I remember taking a psychology class in college and learning about the ways that human psychology changes when we are in large crowds. We are less likely to call the police when we see a crime being committed if we are around lots of other people in a public place. We become more extreme in our actions and behaviors than we would be on our own. In a sense, we give up our conscious reasoning and begin to act more like fish swimming in a school, reacting to everyone around us and not maintaining our individuality.

 

In his book Letters From a Stoic, Seneca writes about crowds, generally encouraging the man he was writing to stay away from them. The reason why Seneca encourages avoiding crowds is because they seem to create a pull toward vice in a way that being on ones own does not.

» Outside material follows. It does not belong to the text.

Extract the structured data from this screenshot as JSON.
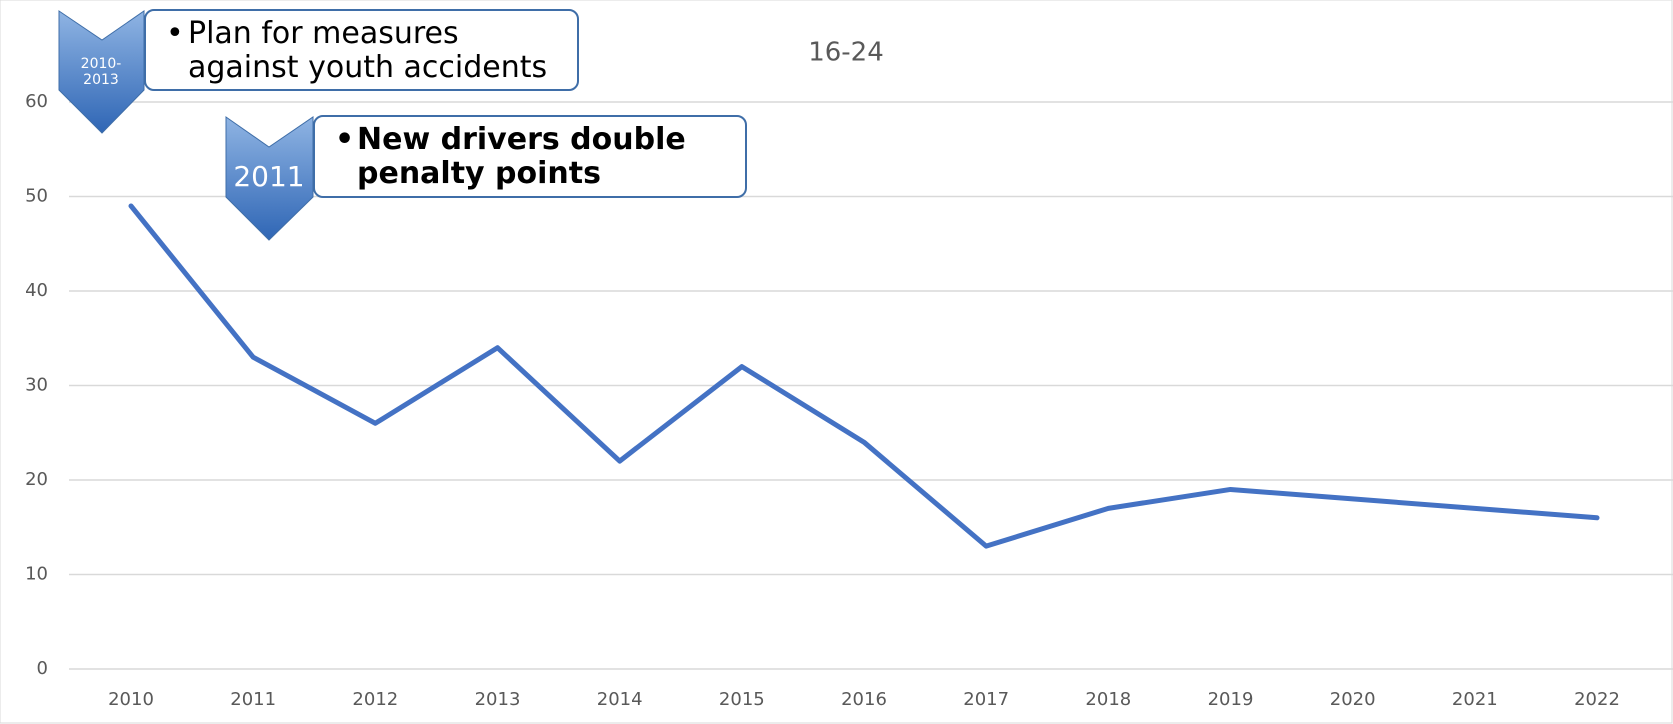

Especially, Seneca says, we should avoid the games – as in gladiator battles where he describes the inhumane way that men and women at the event encouraged the slaughter of other human beings.

 

I think Seneca is correct in saying that being in large crowds encourages bad behaviors and can push us to act in ways that we otherwise would find abhorrent. But, I don’t think it is necessary for us to withdraw from crowds entirely. I think we should still participate in crowds and allow ourselves to be engaged with our culture, but we should approach crowds with a mindset that keeps us aware of what is taking place around us and how we are acting. Effectively, I think we should approach crowds with the mind of a journalist.

 

I work a lot of sporting events assisting the media department at the University of Nevada. I am deeply upset by how quickly men and women at sporting events will turn to insults profanity when they are upset by something that happened in a game. I feel almost as though I was the one insulted when I hear disgusting comments hurled at opposing teams and referees. Because I engage with reporters at the game and because I sit in a place where I cannot cheer, I have learned to look at the behaviors around me and to observe the event without feeling compelled to allow myself to be overcome with emotion and behave in a way that would embarrass my grandparents if they were sitting next to me.

 

Additionally, I am not religious but I do attend church services from time to time with my wife. I find that observing the service and bringing the mind of a journalist with me is helpful in that it allows me to learn, to try to connect dots between religion and what I try to develop as scientific empirical beliefs, and to observe how human connection can flourish in a religious context. Instead of brooding and rolling my eyes in the face of something I do not believe, I find that I can be more thoughtful and considerate if I am aware of my emotions and reactions and focus on being an observer rather than a direct participant. Both in the world of sports and in the world of religion, I find that I can be around crowds better when I approach the crowd with deep self-awareness and do my best to be cognizant of what is happening around me, the emotional reactions that are stirred up, and how other people are behaving relative to the baseline that I think is reasonable to maintain. I am cautious around crowds, but I don’t have to avoid them as Seneca encouraged, because there is a lot to learn about ourselves from large groups of people.